Natural butters used in skincare formulations aren't all created equal. Today, we're going to discuss the most commonly used butters, their properties, melting point, and uses. And, if you've been using the same old butter repeatedly, you might discover something new today.

What kind of butter are we talking about here?
No, not the kind you spread on your dinner rolls. But plant-derived butters that are used in skincare products. These natural butters are fats that can be found in nuts or seeds of a plant.
What makes the fats solid butter instead of liquid oils is the fact that they contain higher amounts of saturated fats (solid fats). Most plant-based butters are comprised of fatty acids, like stearic acid and lauric acid.
Shea Butter
Shea butter is by far the most widely-known and used butter closely followed by cocoa butter, of course. It's soft, rich, nourishing, and extremely versatile. The only drawback is that it's quite greasy.
- Origin: Africa, extracted from the kernels of the karite tree
- Properties: moisturizing and conditioning for skin and hair, anti-inflammatory, non-comedogenic (non-clogging), contains omega-6 essential fatty acids as well as Vitamin A and E
- Hardness: soft
- Absorption speed: slow
- Skin feel: greasy
- Melting point: 90 ℉ / 32 ℃
- Uses: whipped body butter, cold process soap (up to 25% of oils), lotions, lip balms, hair masks
- Shelf life: kept cool and dry, about 1-2 years
- Shea butter is an ingredient I always have on hand. I mainly use it for body butter and cold process soap. For soap I tend to use unrefined shea butter, but for everything else the refined version. Unrefined shea butter has a very distinct smell, somewhat smoky, that I don't care for. I've have noticed the smell come through when used at 60% in my Shea butter soap.

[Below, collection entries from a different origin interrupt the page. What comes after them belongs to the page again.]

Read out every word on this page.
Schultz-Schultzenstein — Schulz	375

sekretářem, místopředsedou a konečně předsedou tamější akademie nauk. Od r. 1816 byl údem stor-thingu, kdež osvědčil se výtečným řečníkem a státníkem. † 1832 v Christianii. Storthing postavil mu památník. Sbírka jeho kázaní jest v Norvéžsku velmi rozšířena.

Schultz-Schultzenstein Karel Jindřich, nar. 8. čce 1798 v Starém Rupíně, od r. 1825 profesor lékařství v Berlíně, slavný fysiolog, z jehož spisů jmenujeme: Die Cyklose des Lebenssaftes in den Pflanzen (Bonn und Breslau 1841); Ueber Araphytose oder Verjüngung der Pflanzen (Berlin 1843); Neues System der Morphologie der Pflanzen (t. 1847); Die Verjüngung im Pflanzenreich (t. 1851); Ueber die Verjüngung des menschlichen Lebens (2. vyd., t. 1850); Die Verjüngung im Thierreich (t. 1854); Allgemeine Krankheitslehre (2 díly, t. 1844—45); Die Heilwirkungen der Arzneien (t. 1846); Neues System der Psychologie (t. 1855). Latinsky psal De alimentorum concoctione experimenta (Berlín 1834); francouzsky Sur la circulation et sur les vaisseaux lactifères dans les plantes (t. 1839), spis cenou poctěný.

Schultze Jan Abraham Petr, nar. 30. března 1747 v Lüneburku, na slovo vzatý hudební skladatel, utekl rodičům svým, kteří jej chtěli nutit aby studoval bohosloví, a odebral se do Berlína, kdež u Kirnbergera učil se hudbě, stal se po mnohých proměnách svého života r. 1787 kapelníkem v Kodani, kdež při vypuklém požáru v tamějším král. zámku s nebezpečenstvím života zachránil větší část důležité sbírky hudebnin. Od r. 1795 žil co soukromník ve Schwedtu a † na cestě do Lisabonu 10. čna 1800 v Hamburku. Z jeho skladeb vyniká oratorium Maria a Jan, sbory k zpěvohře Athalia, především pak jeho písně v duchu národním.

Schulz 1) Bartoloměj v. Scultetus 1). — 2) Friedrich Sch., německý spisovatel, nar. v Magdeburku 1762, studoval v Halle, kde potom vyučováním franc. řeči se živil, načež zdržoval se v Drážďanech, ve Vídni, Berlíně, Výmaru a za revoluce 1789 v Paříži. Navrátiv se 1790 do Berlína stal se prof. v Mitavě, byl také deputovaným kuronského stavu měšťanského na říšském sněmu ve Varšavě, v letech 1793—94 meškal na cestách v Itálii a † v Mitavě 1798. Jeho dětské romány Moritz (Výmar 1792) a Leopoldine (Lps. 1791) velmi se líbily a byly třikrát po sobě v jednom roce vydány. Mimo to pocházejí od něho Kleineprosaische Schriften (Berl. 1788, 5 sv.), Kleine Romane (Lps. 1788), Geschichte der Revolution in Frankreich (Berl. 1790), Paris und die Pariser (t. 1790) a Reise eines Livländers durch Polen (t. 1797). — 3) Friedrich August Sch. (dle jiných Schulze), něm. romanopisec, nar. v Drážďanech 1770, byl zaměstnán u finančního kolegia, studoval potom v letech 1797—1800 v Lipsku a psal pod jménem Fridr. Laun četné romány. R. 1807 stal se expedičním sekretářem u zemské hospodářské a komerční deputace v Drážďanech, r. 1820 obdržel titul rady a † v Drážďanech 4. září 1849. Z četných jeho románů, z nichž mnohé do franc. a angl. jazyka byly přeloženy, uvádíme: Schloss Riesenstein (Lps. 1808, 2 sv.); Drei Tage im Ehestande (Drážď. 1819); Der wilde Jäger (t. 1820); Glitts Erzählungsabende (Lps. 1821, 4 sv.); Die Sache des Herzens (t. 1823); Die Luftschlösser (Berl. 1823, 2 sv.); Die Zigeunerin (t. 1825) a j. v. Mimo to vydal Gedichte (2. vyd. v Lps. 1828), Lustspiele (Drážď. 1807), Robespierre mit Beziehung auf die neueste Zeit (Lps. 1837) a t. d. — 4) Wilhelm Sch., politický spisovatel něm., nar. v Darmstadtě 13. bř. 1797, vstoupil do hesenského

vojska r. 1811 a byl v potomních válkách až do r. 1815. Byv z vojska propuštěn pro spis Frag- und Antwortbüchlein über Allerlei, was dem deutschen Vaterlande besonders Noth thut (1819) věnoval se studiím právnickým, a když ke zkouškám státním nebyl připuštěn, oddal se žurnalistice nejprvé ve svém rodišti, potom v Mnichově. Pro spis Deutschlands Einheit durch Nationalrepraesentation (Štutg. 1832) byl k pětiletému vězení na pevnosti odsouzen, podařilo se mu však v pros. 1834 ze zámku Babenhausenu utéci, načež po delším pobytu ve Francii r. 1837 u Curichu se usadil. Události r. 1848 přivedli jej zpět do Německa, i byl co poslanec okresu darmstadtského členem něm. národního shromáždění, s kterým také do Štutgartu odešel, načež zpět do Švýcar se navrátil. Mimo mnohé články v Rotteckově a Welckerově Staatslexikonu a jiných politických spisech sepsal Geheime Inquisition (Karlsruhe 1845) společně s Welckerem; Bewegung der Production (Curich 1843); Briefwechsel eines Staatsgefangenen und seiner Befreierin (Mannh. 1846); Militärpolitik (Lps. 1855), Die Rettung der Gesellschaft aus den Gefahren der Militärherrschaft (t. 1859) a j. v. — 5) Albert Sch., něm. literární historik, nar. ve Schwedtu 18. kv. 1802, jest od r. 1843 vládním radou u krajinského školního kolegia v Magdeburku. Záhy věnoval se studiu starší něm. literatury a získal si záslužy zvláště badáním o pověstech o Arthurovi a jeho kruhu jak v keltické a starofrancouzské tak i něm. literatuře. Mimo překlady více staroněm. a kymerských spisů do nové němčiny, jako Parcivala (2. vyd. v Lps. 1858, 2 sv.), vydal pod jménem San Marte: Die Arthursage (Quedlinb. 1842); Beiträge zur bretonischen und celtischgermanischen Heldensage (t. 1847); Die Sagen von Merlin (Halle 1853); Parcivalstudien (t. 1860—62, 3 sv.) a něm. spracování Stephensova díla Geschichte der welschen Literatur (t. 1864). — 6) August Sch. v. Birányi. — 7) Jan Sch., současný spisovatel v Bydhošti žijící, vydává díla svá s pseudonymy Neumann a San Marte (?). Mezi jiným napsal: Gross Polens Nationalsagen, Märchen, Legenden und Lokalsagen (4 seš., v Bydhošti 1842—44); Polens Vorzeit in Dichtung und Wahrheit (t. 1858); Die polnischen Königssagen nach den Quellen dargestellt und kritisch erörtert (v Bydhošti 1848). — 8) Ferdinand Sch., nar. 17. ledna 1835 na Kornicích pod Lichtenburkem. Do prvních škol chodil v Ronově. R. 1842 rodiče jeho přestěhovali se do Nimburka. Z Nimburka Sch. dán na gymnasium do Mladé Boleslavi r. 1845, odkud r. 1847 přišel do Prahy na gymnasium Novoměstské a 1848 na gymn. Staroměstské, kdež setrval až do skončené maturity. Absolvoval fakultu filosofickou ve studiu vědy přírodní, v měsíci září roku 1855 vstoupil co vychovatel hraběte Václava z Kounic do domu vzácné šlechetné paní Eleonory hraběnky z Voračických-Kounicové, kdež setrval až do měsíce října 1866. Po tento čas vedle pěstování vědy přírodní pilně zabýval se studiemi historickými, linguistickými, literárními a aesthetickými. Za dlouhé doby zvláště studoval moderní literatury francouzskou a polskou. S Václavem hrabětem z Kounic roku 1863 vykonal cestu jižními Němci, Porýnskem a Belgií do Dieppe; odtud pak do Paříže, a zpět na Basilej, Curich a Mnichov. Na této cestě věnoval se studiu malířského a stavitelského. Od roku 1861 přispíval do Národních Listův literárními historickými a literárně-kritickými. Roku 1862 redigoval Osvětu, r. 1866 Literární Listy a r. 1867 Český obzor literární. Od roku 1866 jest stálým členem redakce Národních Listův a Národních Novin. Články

- Drawbacks: Shea butter has a greasy skin feel and absorbs slowly. It can also turn grainy on you at times when stored in fluctuating temperatures. To solve these issues, read my posts How to make body butter less greasy and How to fix grainy shea butter
Mango Butter
Mango butter is simply delightful. Soft and creamy, but much lighter than shea butter and ultra-fast absorbing. It will add a luxurious satin feel to your formulations; you must try it!
- Origin: pressed from the seed of the mango fruit
- Properties: moisturizing, conditioning, emollient
- Hardness: soft
- Absorption speed: fast
- Skin feel: silky
- Melting point: 95°F / 35°C
- Scent: odorless
- Uses: body butter, soaps, lotions, hair care
- Mango butter is my absolute favorite butter to use in body butters that are lightweight and fast absorbing. My mango body butter is divine! It also adds creaminess and nourishing fatty acids to cold-process soap. Try to swap it out in your formulations anywhere you use shea butter and want a lighter product.
Cocoa Butter
It is also a well-known butter used not only for skin care but also widely in food production. It's a very hard butter with a very distinct chocolatey smell (if undeodorized).
- Origin: fat extracted from cocoa beans
- Properties: moisturizing, emollient, improves skin elasticity
- Hardness: brittle
- Absorption speed: fast
- Skin feel: rich
- Melting point: 34–38 °C (93–100 °F)
- Scent: chocolatey, but not overly sweet (if it's unrefined)
- Uses: body butters, creams, balms, lip balms, soap
Unlike the first two kinds of butter, cocoa butter is a hard butter that can add firmness to your product. The natural chocolate scent is something many DIYers love. It smells so good and can be combined with coffee or vanilla scents. In cold process soap, it adds hardness and moisturizing properties, and the chocolate scent will come through.
Kokum Butter
Kokum butter is a lesser-known but wonderful natural butter. It is a brittle butter with a similar molecular structure to cocoa butter.
- Origin: seeds of the Kokum tree (Garcinia Indica), India
- Properties: moisturizing, emollient, soothing, non-comedogenic (won't clog pores)
- Hardness: brittle
- Absorption speed: fast to average
- Skin feel: non-greasy and soft
- Melting point: 34–40 °C (93–104 °F)
- Scent: odorless
- Uses: body butter, creams, balms, lip balms, soap, hair care
- Drawbacks: expensive and not as widely available; due to its very brittle nature, it needs to be mixed with softer oils to be easily spreadable
Kokum butter can bring amazing stability and structure to a formulation. It can be used to thicken and emulsify a product and easily absorb into the skin. Its high melting point can be used to an advantage, for example, to formulate a body butter that doesn't melt easily in high temperatures.